Right before this passage Paul gives a listing of spiritual gifts and an explanation of how those gifts are used for God's glory as part of the body of Christ.  Immediately before these verses Paul says that we ought to "eagerly desire the greater gifts," then he tells us that he is going to show us "the most excellent way."  What Paul is telling us is that love is the ultimate spiritual gift that we should all desire.  He then sets before us an explanation about how and why doing everything with love is the most excellent way.  He tells us that if we use the gifts of the spirit, but do not use them out of love, then they are meaningless.  Without love all of our actions become empty and hollow.  Without love, life ceases to have meaning.

Then we get to the part where Paul defines what love is (and what it isn't).  Paul begins by telling us that love is patient.  As a 27 year old man who is unmarried and who has never really been in a long-term serious relationship I know all too well how patient love can be.  I have gone through seasons in my life where I greatly desire to be in a relationship and want to get married soon, and other seasons where I am perfectly content being single and think it would be fine if I never marry.

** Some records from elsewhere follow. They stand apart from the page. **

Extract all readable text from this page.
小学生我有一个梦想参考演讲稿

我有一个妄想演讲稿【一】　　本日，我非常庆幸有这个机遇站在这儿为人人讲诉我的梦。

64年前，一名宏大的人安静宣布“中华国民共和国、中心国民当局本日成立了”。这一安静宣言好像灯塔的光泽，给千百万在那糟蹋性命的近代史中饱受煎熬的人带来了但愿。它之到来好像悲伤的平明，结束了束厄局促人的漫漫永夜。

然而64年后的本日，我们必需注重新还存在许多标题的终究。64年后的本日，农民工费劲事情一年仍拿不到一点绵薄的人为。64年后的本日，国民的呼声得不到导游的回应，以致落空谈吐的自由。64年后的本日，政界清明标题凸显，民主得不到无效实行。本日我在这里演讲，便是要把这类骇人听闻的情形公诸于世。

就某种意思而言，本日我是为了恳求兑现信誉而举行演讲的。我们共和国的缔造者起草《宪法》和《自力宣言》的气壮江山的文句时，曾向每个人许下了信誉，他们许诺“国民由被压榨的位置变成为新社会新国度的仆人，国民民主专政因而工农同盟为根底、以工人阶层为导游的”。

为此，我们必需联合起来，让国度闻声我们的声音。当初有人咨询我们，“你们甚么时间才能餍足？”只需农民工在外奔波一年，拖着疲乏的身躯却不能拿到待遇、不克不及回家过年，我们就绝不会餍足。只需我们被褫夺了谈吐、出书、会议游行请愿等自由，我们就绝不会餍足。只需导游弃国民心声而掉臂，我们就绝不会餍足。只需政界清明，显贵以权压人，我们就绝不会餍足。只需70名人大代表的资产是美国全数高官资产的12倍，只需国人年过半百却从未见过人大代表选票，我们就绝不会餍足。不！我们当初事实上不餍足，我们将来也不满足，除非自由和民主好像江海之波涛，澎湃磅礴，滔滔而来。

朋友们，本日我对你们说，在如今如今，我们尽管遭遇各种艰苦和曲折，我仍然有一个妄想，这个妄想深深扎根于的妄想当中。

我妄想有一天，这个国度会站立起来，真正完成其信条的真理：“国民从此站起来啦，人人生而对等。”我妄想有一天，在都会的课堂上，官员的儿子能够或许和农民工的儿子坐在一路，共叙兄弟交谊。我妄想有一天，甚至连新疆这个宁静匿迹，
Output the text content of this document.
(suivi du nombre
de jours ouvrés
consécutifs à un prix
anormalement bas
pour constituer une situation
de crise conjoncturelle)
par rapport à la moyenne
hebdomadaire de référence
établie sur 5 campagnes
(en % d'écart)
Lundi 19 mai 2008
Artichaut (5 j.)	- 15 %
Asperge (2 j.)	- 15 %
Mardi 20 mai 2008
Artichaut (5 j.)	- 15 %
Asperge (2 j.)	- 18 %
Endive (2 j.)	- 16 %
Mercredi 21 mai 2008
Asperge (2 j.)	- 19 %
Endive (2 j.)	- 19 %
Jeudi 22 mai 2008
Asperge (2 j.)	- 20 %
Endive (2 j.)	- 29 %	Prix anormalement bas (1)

As a minister I have performed many weddings in recently years and have seen most of my closest friends get married.  I sometimes wonder why they have found love while I haven't yet.  Then I read this passage and am reminded that love is patient.  I've seen many people rush into relationships, declare their love after only a few shorts weeks, and get married after only months of dating.  While relationships started in such haste can work, most do not.  Why?  Because their love was not patient.

It is in the times when I most desire female companionship that I most need this reminder.  It is in those moments when I catch an old episode of Boy Meets World or watch (500) Days of Summer and long for the type of romance that Hollywood dreams up that I remember that love doesn't just happen.  I am reminded that love is patient and that I need to be patient in order to find love, just as God was patient with me.

Most of all on this day I am reminded that the greatest love comes from God himself.  He is patient with me every day.  He has been patient with humanity.  When His greatest creation sinned and turned away from Him He didn't give up or destroy everything and start over.  He just loved us.  He was sad and at times angry, but He loved us through it all.  He loved us so much that He sent His son, His one and only son Jesus, to the earth to die in our place.  Anytime I feel unloved all I have to do is look to the cross and see God's arms stretched out to know what love is.  In that act of giving up his life for mine I am shown what love is.  God shows His love to us through His patient desire and longing for us to return to Him.

There are times, like the times when I want to rush into being in love, that I need to sit back and be loved by my creator.  I need to let God's love wash over me, conquer me, and consume me.  It is in those moments that I need to be overwhelmed by God's live.  God's love isn't just a feeling or a nice emotion, it is an all-encompassing, reckless, irrational abandonment of self for others.  It is the most selfless action ever.  It is the cross, forgiveness, and patience.


On this Valentine's Day I hope that this passage serves as a reminder to all of us that God loves us beyond what we can even imagine and that love cannot be rushed because true love is patient.